The 8520 keeps with the Curve's basic candybar design with a full Qwerty keyboard, but the familiar rollerball has been replaced with an optical trackpad. Those familiar with the rollerball should have no problem getting used to the trackpad because it works by sliding your finger over the sensor. It is pretty intuitive and even new users should not have much problem getting the hang of navigating with it.
It has to be said that the case itself does feel quite cheap and plasticky, but thankfully it is still very sturdy and should stand up to the rigours of everyday life without disintegrating.
Similarly, the keyboard does not feel quite as high quality as that on the Bold, but the keys are still quite tactile and typing at speed is pretty easy, even for those with slightly larger hands.
Although not particularly large, the 2.46in 320x240 screen is pretty impressive, with bright colours and good clarity so reading emails and updating social networks certainly will not be a problem and even viewing video is pr etty reasonable – hindered more by the size rather than the quality of the display.
Speaking of multimedia, the 8520 also includes a row of media control keys along the top of the phone allowing users to play, pause, skip and mute music and video. There are also volume controls and two customisable keys on the sides of the phone, all of which are housed under a sleek looking rubberised coating.
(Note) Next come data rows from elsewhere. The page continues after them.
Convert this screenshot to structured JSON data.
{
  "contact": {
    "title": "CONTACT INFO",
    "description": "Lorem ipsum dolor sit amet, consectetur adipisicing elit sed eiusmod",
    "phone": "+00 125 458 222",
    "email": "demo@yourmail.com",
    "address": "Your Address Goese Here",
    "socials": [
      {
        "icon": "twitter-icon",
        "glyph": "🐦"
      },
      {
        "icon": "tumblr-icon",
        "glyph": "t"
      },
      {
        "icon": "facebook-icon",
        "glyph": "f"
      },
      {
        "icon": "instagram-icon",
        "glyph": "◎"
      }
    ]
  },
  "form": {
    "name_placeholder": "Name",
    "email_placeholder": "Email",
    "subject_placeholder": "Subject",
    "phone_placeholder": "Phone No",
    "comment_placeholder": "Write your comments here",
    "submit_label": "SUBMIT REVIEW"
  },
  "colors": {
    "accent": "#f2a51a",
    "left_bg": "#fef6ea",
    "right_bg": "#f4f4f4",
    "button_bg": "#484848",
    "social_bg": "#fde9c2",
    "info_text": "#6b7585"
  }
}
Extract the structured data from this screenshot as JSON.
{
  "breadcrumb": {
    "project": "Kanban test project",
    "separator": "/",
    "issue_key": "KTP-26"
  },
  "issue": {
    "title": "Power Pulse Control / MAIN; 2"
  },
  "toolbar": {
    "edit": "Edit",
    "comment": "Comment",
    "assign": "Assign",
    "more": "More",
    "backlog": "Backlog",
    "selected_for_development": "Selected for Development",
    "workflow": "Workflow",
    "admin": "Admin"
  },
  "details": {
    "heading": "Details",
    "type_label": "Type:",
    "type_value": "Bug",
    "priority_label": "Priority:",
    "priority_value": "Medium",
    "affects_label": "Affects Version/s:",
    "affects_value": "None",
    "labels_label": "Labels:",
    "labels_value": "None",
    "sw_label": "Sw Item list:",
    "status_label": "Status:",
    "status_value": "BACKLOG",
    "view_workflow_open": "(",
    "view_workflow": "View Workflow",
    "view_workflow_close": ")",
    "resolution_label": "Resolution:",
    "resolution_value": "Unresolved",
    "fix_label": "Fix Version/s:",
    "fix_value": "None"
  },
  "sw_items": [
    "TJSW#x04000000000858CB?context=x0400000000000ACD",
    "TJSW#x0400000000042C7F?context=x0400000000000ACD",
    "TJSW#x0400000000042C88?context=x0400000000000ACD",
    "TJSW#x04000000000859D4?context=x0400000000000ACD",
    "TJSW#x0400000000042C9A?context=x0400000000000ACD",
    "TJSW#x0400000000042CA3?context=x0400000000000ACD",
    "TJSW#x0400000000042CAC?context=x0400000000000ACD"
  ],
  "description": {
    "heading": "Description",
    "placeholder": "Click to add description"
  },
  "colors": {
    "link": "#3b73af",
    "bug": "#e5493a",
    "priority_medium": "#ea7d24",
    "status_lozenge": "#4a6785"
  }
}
On the side there is also a 3.5mm audio jack and an increasingly common micro-USB connector for charging and data transfer.
The 8520 sports a 2-megapixel camera on the back, which takes pretty reasonable shots given the specification, but the lack of flash means that low light conditions render it almost useless.
While the 8520 does support Wi-Fi 802.11 and full Bluetooth 2.0, there is no integrated GPS and more noticeably no 3G either. While the majority of today's smartphones include both of these, many users may find themselves happy to get by on Edge data and Wi-Fi hotspots.